Божеству отвергнуть путь страданий. Будучи человеком, Он мог не пойти в пустыню и тем самым не мучиться от голода, мог не изгонять торгующих из храма, чтобы не вызывать их злобы, мог не идти в Гефсиманский сад, чтобы избегнуть пленения и т. д., но Он добровольно не уклоняется от этого. Будучи Богом, Он мог сделать камни в пустыне хлебами и избавиться от голода, мог призвать более чем двенадцать легионов ангелов и освободиться от бравших Его в плен, Он всегда мог преодолеть всё, уничижительное для Него, силою Своего Божества, но никогда не шел на это. В таком непрестанном самоотвержении от Своего всемогущества по Божеству и совершенства по человечеству и проявилась добровольность Его уничижения и подвига[602]
.Православное учение о спасении рода человеческого через страдания и уничижение Сына Божия хорошо изложено святым Львом Великим. Он указывал, что уничижительное состояние было воспринято Господом не только для уничтожения греха и духовного обновления мира, но и для того, чтобы стать доступным в общении с немощным человеческим родом: «Следуя нашей немощи, Господь умалил Себя ради не могущих вместить Его и скрыл под покровом тела великолепие Своего величия, ибо не могло оно переноситься зрением людей. Потому еще говорится, что Он Себя уничижил[603]
, т. е. как бы ослабил Себя Своей собственной силой»[604]. Через уничижение и страдание «совершенно безгрешного» Человека была сокрушена сила родоначальника греха: «Господь вступает в борьбу со свирепейшим врагом не в Своем величии, а в нашем смирении, представ перед диаволом в том же самом облике и в той же самой природе, причастной и нашей смертности, но совершенно безгрешной. Конечно, для этого Рождения чуждо то, что говорится обо всех: „Никто не чист от скверны, даже младенец, который хоть один день проживет на земле“[605]. Поэтому не перешло на это единственное Рождение ничто от плотской похоти, ничто от закона греховного не коснулось его»[606].В течение Своей земной жизни только однажды перед тремя избранными учениками и в той мере, насколько они могли вместить таинственное для них откровение, Господь явил истинное величие и славу Своего совершенного обоженного человеческого естества и тем самым засвидетельствовал добровольность Своего уничижения. В кондаке праздника Преображения Господа хорошо раскрыты оба этих аспекта: «На горе преобразился еси, и якоже вмещаху ученицы Твои, славу Твою, Христе Боже, видеша; да егда Тя узрят распинаема, страдание убо уразумеют вольное, мирови же проповедят, яко Ты еси воистинну Отчее сияние». Как точно отметил В. Н. Лосский: «Праздник Преображения, особенно почитаемый Православной Церковью, может служить ключом к пониманию человечества Христа, по учению Восточной Церкви»[607]

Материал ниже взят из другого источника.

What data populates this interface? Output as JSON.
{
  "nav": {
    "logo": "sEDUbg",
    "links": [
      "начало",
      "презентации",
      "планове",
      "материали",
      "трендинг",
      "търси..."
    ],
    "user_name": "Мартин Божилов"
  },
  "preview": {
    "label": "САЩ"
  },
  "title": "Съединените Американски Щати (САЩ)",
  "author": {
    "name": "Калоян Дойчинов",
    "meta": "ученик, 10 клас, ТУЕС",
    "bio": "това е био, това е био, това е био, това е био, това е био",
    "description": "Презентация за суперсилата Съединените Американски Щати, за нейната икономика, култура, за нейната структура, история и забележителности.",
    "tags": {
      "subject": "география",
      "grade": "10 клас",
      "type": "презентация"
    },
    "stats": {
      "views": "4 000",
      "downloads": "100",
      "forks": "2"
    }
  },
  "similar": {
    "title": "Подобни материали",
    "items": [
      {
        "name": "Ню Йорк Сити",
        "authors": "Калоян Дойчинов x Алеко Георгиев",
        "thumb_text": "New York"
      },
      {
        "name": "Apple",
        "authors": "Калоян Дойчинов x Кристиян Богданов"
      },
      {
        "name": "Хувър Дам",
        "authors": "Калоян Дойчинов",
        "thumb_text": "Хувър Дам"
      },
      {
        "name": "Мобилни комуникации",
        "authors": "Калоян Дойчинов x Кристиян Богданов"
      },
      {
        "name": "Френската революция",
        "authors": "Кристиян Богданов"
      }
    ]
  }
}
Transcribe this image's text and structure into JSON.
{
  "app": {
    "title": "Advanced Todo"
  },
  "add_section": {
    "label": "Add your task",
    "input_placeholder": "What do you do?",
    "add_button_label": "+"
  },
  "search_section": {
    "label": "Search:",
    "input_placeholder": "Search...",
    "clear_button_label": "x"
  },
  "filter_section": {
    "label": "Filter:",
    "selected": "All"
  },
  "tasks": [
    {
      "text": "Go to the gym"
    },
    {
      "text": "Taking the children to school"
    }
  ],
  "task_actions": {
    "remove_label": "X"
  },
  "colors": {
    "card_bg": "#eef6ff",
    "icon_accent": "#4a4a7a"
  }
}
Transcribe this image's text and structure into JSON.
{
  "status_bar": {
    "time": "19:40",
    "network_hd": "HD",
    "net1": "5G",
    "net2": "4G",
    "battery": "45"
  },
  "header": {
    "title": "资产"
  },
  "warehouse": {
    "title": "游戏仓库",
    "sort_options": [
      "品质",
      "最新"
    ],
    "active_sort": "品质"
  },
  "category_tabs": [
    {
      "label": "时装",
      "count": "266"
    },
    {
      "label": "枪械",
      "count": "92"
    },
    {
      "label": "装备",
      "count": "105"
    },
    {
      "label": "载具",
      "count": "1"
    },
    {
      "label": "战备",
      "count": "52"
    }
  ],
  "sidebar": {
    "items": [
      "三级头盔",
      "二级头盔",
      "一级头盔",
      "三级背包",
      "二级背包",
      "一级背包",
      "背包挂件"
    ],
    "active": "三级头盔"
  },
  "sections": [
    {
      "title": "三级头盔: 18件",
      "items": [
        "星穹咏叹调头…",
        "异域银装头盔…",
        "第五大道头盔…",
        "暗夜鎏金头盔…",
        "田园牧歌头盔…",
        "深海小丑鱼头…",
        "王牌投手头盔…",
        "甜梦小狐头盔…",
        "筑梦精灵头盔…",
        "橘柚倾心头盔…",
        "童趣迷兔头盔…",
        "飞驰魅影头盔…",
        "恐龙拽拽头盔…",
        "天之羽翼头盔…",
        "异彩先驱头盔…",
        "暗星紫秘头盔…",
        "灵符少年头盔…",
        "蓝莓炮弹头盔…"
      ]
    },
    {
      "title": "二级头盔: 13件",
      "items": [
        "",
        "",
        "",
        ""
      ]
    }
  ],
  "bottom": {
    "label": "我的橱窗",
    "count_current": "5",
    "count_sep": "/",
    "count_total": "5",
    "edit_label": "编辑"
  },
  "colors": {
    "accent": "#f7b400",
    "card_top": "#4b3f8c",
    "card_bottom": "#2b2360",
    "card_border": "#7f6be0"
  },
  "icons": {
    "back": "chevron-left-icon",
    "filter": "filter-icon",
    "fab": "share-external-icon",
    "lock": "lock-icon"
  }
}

.Только в человеческой природе Спасителя, всецело чуждой греха и порока и потому не имеющей греховной предопределенности к страданиям и смерти, тленность и смертность были одновременно и естественными, и добровольными. Кажущаяся несовместимость этих качеств обусловлена исключительно нашим личным опытом жизни в греховной плоти, обреченной на тление и смерть. Мы не можем представить себе, что значит быть свободным по отношению к смерти и тлению и как возможно их добровольное восприятие, поэтому и в отношении Господа помыслить так порой бывает затруднительно. Для нас законы падшего естества кажутся несокрушимыми, и эта иллюзорная несокрушимость мешает осознать величие и совершенство человеческой природы Спасителя. Для святых отцов одновременная естественность и добровольность тленности плоти Господа были очевидным фактом, который может быть рассмотрен под разными углами зрения.
При онтологическом рассмотрении уничижительного состояния Господа тленность и смертность проявлялись в человеческой природе Господа естественным образом. Святитель Григорий Богослов писал об этом: «Он утомлялся, и алкал, и жаждал, и был в борении, и плакал — по закону телесной природы»[608]
, потому что тленность и смертность — это возможное состояние для тварной природы, ибо тварная человеческая природа сама по себе несамодостаточна и потому тление и смертность для нее не есть нечто искусственное или принципиально невозможное. Преподобный Иоанн Дамаскин, указывая на обоженность плоти Спасителя, учил и о сохранении ее естественной смертности: «Плоть человеческая по своей природе не есть животворящая, плоть же Господа, ипостасно соединенная с Самим Богом Словом, хотя и не утратила свойственной природе смертности, однако, по причине ипостасного соединения с Богом Словом, соделалась животворящею»[609].